2) F-H set a "record for poundage" in mailing several thousand thick media packages to reporters in A-B's Federal Trade Commission false advertising complaint aimed at Miller's Lowenbrau. Miller had changed the Lowenbrau ingredients to violate Germany's so-called purity laws. Miller had played up the Bavarian heritage of the brew. F-H's campaign resulted in more than 200 pro-A-B stories, one from the Associated Press that quoted a Munich beer executive who said he was embarrassed at what Miller did. Lowenbrau market share collapsed over the next year. That downfall was good news for A-B's Michelob.

3) August III ordered F-H to cut off Forbes magazine after it illustrated a 1978 article about Miller Brewing's market share gains on A-B with an antique bottle of Budweiser covered with cobwebs. The ban lasted eight years. When a F-H staffer supplied a Forbes reporter with publicly available A-B data, August had him removed from the account.

4) In 1987, F-H handled A-B's push at younger drinkers, handling PR for "spokes-dog" Spuds MacKenzie. The skateboard riding, Hawaiian shirt wearing Spuds was positioned as the "original party animal." Spuds mania grew as Macy's launched 22 Spuds boutiques that sold posters, t-shirts, towels, stuffed animals and toys. More important, Spuds sparked a 21 percent rise in Bud Light sales during the first year of the campaign.

F-H also was there during the beginning of A-B's downfall, the elevation of the hard-living, women-chasing, party boy August IV, to the throne. The coronation took place in 2006.

His first move was to ink a deal to make A-B the exclusive U.S. distributor of Belgium's InBev's Beck's, Stella Artois and Bass Ale. That deal, which was made against his board member father's wishes, put the fox in the proverbial chicken coop.

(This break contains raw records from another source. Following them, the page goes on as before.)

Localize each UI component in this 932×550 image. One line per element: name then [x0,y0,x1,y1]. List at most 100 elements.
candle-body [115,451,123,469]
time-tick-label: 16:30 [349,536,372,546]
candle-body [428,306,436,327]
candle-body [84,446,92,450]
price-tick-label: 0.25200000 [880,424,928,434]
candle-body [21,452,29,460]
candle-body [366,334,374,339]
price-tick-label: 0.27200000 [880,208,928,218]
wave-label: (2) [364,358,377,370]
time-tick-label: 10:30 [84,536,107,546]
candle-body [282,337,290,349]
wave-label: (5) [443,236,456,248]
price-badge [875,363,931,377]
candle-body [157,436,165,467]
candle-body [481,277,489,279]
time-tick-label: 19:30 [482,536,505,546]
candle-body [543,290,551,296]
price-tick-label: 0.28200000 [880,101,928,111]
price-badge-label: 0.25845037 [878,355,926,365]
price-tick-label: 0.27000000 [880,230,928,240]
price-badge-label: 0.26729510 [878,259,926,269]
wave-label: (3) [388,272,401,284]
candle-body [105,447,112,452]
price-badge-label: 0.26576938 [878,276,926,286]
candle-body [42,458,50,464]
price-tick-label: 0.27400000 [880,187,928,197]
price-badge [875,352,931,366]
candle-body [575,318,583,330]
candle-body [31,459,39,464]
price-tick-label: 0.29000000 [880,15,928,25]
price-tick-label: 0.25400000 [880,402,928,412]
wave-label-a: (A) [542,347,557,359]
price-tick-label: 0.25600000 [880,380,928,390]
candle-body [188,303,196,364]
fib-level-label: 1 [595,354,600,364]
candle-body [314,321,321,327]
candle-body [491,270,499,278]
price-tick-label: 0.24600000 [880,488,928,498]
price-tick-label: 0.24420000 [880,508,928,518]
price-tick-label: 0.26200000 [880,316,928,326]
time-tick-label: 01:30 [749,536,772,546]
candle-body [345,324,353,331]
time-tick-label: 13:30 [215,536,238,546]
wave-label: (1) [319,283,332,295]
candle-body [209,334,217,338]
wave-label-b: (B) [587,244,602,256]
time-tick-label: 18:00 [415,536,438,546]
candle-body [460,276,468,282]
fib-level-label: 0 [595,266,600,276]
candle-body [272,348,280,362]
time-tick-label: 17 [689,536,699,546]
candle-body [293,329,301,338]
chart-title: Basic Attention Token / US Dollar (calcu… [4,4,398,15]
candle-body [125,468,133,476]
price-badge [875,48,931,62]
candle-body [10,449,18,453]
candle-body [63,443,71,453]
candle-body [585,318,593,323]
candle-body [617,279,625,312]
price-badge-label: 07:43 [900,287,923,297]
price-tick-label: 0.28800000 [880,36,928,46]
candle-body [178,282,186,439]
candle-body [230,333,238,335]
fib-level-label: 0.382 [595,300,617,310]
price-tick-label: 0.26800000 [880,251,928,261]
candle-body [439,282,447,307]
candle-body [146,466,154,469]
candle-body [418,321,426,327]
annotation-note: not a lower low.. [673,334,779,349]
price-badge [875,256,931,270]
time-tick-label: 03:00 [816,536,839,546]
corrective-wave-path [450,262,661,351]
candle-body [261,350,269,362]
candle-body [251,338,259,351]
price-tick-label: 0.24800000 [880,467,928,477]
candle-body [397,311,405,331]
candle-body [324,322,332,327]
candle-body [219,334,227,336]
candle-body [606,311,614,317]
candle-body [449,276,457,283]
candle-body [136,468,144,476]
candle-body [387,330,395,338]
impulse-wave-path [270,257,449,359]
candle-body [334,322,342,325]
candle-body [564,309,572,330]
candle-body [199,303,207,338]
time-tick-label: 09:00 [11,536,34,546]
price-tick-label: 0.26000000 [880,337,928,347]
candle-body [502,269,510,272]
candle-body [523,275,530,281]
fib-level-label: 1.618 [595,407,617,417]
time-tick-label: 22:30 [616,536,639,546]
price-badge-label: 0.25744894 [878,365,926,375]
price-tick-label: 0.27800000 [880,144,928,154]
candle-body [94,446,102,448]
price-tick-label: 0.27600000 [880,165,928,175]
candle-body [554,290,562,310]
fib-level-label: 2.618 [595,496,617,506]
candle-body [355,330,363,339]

After unsuccessfully wooing A-B, InBev launched a hostile takeover of America's No. 1 brewer in 2008. Two weeks following the November completion of the deal, InBev fired 1,000 of A-B's employees in St. Louis. It ultimately cut salaries 20 percent, froze benefits and unloaded Sea World and Busch Gardens theme parks.

August IV left the company the following March for "personal and health reasons." He's now a Howard Hughes-like recluse, a man "barely recognizable as the formerly trim and handsome head of Anheuser-Busch," wrote Knoedelseder in the 2012 book published by HarperCollins' Harper Business imprint.